Distinguished Canadian sculptor Jack Sures [BFA/57] dies at 83
Jack J. Sures, one of Canada’s foremost ceramic artists, died May 12 in Regina, only a few weeks after receiving the Governor General’s Award in Visual and Media Arts. His clay work, known for its whimsy, is said to challenge the distinctions between craft and fine art.
“Jack Sures was a rare talent in the Canadian ceramic world,” said Mary Ann Steggles, Professor in the University of Manitoba’s School of Art. “His presence within the Canadian ceramic community will be sadly missed.”
Born in Brandon in 1934, and raised in Winnipeg, Sures attended the University of Manitoba, where he was president of the Art Students’ Club. After graduating with a Bachelor of Fine Arts, he earned an MA in painting and printmaking from Michigan State University, then travelled through Europe and the Middle East for several years before setting up a ceramics studio on Portage Avenue. There, with a colleague, he built Manitoba’s first gas kiln and taught pottery classes, charging $12 for a six-week session.
Sures counted Albrecht Durer, Paul Klee, and Hieronymus Bosch among the artists who influenced his work. Besides his fine art, his most notable projects include murals for the Canadian Museum of History in Ottawa and the University of Manitoba’s Faculty of Architecture.

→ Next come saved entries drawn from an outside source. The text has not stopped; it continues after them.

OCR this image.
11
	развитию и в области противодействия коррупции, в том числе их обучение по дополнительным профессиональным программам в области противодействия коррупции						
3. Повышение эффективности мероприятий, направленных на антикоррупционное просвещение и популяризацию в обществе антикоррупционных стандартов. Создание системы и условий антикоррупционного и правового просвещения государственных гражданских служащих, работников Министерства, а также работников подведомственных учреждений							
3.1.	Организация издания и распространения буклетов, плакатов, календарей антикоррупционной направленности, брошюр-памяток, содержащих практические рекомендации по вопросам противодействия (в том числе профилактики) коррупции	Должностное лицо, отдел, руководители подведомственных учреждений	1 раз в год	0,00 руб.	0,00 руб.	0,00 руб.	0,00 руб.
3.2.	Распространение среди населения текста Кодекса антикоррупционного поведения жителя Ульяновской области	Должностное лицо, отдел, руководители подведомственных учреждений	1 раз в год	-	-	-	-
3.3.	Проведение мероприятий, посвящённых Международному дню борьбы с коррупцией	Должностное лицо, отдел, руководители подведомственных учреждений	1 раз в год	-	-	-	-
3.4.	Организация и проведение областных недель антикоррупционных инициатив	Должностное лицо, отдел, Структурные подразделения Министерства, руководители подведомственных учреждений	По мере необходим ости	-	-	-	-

In 1965, he moved to Regina to establish a ceramics and printmaking program at the University of Saskatchewan’s Regina campus, now the University of Regina. He taught there for 33 years while also travelling abroad as a consultant, lecturer, and teacher. On commission from the United Nations, Sures worked for a year in Grenada, building a ceramics industry. He also contributed to the arts scene at home as a board member of the Canadian Conference of Arts and the Saskatchewan Centre of the Arts, and as a juror for the Canada Council.
Sures retired as professor emeritus in 1998 but continued to pursue his craft and inspire artists around the world. His multiple honours include Companion of the Order of Canada, Japan’s Mino Grand Prize for Design, and the Saskatchewan Order of Merit.